As for the rest of the ineptitude on that side of the ball, Emery has a plan.
‘‘We're going to be a younger defense,'' he said after the season. ‘‘The draft will be focused in that area. It's about finding the best playmakers -- the guys that can make a dynamic difference to our defense.''
That sounds ambiguous, but that's probably the point. The Bears have a lot to fix and getting younger -- and cheaper -- is certainly one way to do it. We'll know more in the coming weeks and months.
We're going with Marshall, who ranked 11th in total value according to Football Outsiders' WR metrics, and graded out as ProFootballFocus.com's top wide receiver. Jeffery had his coming-out party in 2013, but Marshall was consistently dominant.
How bad were the safeties? Conte ranked 82nd out of 86 safeties, according to PFF's grades and Wright was -- you guessed it -- 86th. It's reasonable to think that Emery was referring specifically to the position when he talked about getting younger, better.
What's happened since the end of the season
We already mentioned that the team signed Cutler to a seven-year contract, but they also signed cornerback Tim Jennings and guard Matt Slauson to four-year deals. Jennings was one of the few bright spots in the Bears secondary while Slauson shined along the offensive line.
On Thursday, center Robert Garza signed a one-year deal.
Impending free agents
The biggest names include: quarterback Josh McCown, defensive lineman Henry Melton, cornerback Charles Tillman, return specialist Devin Hester, safeties Major Wright and Craig Steltz and linebackers D.J. Williams and James Anderson.
Free agency gameplan
The Bears haven't hidden the fact that they'd like to bring back McCown, but the 34-year-old backup will draw interest in free agency.

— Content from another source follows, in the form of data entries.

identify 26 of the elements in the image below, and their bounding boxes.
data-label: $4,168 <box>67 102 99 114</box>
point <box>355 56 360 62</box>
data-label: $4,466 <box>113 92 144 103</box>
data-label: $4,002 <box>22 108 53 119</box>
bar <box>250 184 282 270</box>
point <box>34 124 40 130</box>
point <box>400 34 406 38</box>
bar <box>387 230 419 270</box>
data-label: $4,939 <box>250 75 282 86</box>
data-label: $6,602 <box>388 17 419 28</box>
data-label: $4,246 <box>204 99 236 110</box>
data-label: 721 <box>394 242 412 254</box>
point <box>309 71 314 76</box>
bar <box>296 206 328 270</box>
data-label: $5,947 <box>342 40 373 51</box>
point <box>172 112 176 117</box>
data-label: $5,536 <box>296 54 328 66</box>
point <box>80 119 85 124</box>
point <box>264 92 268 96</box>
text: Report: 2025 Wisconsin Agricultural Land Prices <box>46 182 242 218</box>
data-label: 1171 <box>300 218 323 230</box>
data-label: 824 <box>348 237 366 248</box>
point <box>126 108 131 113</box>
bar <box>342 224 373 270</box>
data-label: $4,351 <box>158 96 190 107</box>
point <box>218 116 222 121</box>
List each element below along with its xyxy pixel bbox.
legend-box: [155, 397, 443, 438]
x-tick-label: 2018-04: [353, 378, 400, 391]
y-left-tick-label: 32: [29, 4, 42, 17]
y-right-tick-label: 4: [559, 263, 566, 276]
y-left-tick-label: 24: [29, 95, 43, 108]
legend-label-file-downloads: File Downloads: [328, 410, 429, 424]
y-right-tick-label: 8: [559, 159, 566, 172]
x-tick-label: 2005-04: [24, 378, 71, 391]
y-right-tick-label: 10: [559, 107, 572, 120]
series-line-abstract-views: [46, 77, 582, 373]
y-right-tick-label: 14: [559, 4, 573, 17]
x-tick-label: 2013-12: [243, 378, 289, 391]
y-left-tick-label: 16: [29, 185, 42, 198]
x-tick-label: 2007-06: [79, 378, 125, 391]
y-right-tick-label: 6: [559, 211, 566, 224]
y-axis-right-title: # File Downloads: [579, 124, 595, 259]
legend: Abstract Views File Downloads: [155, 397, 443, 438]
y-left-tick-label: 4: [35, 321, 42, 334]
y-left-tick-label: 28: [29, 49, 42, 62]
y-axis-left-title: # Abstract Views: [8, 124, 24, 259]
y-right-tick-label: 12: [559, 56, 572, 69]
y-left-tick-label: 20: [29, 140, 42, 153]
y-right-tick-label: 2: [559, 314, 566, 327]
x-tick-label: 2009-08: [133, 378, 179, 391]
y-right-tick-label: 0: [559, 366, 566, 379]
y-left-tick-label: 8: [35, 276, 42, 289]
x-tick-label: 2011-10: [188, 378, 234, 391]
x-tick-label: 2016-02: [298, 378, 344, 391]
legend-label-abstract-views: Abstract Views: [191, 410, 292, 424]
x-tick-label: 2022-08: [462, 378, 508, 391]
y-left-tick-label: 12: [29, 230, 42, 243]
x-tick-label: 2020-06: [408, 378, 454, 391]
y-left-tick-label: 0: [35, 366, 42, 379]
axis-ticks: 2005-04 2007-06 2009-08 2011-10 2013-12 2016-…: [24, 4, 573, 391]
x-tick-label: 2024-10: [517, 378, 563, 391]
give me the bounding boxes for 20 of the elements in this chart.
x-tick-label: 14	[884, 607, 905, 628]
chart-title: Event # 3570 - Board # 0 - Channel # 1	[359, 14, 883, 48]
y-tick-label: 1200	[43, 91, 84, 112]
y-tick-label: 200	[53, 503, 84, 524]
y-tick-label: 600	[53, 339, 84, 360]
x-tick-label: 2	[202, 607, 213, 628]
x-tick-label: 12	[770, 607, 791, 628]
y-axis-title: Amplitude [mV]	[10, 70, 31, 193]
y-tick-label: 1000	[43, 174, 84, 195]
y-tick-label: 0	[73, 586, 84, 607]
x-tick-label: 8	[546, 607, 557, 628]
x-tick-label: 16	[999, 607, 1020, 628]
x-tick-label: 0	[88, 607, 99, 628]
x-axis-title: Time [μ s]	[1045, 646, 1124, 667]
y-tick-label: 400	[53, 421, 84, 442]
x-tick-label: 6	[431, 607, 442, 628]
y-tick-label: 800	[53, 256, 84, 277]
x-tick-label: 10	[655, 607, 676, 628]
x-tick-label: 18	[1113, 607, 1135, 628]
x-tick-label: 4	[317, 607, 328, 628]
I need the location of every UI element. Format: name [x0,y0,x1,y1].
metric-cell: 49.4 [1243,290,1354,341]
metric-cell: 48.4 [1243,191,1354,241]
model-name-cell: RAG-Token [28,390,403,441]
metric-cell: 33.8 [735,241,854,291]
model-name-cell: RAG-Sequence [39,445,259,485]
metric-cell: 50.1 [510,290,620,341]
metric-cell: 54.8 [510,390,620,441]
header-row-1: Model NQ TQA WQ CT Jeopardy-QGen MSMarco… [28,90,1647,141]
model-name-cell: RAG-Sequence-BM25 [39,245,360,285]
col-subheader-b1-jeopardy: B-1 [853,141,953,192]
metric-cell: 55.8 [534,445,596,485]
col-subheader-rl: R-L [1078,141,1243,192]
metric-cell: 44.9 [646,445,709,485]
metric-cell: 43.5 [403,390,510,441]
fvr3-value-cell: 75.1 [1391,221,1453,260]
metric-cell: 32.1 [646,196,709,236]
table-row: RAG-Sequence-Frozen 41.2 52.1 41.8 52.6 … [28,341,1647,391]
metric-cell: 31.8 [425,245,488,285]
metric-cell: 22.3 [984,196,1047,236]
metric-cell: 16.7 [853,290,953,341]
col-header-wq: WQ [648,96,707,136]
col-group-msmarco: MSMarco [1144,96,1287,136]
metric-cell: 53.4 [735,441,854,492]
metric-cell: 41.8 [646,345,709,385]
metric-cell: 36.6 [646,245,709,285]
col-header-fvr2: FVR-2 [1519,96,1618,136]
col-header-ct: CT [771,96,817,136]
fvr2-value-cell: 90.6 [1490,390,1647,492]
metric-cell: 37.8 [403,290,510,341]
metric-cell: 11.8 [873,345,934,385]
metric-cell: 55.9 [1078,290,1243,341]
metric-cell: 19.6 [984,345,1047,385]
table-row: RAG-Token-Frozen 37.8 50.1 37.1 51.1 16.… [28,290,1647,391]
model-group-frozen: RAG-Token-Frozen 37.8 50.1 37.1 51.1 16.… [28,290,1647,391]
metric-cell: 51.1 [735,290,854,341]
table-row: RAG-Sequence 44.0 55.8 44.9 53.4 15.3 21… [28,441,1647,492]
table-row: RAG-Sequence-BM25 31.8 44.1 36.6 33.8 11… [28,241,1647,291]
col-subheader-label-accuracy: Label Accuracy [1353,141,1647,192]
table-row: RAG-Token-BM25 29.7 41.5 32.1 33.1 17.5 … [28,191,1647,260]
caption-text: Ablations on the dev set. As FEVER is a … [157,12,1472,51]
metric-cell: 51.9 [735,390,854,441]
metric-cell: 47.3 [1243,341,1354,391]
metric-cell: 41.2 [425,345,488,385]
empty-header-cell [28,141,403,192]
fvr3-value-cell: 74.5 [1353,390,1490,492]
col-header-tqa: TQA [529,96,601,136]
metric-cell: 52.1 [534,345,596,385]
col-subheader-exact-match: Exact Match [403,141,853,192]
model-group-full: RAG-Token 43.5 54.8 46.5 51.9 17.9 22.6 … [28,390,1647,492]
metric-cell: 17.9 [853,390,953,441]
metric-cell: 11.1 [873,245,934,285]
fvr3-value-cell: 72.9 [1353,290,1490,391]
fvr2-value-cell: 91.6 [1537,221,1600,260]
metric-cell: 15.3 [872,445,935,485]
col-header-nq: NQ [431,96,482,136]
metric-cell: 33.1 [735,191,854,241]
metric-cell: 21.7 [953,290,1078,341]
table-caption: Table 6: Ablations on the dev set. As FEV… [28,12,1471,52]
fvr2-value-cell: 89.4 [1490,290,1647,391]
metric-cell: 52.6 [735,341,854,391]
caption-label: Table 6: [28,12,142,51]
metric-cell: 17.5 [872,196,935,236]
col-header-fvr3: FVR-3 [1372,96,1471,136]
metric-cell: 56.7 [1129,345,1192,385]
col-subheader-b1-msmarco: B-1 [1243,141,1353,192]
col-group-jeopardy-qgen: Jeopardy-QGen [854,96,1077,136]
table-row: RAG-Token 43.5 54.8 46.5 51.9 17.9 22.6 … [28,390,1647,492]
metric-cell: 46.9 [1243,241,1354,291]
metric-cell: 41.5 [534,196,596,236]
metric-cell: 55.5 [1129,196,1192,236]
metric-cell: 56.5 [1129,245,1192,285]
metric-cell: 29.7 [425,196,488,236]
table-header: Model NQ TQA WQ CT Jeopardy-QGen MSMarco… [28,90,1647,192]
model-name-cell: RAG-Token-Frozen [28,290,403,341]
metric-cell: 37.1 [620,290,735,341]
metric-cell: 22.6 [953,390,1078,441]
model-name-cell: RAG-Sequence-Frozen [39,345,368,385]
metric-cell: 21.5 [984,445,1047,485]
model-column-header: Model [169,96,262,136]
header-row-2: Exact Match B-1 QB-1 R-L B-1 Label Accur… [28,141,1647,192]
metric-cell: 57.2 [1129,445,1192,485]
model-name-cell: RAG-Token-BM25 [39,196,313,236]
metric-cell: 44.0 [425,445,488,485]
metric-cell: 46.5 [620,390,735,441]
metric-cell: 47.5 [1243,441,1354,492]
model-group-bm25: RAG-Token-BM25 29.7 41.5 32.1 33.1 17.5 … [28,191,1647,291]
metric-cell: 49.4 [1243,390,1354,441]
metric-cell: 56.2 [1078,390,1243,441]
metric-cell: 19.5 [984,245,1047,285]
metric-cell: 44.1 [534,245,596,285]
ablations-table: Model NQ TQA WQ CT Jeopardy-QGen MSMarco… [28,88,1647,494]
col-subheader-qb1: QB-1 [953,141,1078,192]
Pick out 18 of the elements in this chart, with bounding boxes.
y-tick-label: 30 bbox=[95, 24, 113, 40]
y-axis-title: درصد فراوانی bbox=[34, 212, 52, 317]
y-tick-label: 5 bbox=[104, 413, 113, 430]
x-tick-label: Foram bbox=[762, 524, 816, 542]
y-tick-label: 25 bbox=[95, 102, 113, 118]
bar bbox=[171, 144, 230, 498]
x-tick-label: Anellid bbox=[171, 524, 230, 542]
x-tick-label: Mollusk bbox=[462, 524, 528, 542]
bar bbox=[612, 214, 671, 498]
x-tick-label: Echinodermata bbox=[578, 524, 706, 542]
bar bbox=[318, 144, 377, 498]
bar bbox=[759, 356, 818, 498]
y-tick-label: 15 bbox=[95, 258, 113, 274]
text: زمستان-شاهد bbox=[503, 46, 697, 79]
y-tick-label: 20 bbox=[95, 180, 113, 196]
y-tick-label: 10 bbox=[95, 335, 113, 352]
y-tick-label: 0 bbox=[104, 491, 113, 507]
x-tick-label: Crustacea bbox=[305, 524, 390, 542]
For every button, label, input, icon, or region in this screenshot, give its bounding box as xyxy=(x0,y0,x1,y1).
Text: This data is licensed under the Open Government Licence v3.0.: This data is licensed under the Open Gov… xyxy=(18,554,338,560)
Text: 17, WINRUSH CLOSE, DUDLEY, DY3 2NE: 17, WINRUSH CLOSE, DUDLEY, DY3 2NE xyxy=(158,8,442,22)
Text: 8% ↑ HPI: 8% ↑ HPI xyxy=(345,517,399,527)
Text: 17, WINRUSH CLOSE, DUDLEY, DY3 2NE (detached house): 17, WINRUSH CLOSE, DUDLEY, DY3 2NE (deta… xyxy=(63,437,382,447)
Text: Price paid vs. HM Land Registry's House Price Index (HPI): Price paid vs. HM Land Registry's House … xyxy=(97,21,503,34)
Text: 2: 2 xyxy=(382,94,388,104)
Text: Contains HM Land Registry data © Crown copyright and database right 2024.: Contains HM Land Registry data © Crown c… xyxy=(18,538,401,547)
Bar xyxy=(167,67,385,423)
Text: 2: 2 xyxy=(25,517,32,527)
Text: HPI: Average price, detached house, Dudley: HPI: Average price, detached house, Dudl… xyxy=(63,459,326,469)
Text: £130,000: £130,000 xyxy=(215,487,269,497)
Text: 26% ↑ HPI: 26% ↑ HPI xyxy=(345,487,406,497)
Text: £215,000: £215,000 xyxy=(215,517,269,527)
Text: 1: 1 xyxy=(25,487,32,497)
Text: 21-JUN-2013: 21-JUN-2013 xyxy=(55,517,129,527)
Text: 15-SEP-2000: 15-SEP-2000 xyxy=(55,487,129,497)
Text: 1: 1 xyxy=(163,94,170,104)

"We all said we want Josh," Trestman said at the combine. "We want him to be a part of our football team. We recognize how important he is not just as the backup quarterback but as an influence in our locker room. He's a great leader and he's great for our quarterback room as well, which is the most important room in the building. Josh has got the opportunity to look around. We want him to be able to do that. He deserves that right. And we'll see where this thing goes. But Josh is well aware how we feel about him and that we want him back."
The same holds for Melton, who landed on injured reserve last September.
"We do want to bring back Henry and we'll work through that process," Emery said. "He's made progress. He's made positive progress."
And Tillman, who has been with the team since he came into the league in 2003, said earlier this month that, "I know [the Bears] want me back. I think it's a matter of finances and everything working out.” But he added, “My gut is I will be on an NFL team next year. Everyone knows how the process works. It's a business. If I'm here, sweet. If I'm not, that's business … There's no hard feelings. I love Chicago. Chicago's been nothing but great -- great owners, great organization, great teammates.”
See Emery's comments above about getting younger. The draft is certainly the quickest, cheapest way to accomplish that.
As for who the team will target with the the No. 14 pick, according to the latest NFLDraftScout.com/CBSSports.com mock draft, Chicago will target -- shocker -- the defense. Rob Rang and Dane Brugler have them taking Florida St. defensive tackle Tim Jernigan, while Pete Prisco and Pat Kirwan are partial to Alabama safety Ha Ha Clinton-Dix.
Ridiculously premature prediction for 2014
If Cutler continues to progress under Trestman there's no reason to think this won't be one of the league's most explosive offenses. The biggest question mark is whether this defense can regain its 2012 form in one offseason. Do that, and they'll be right back in the playoff mix.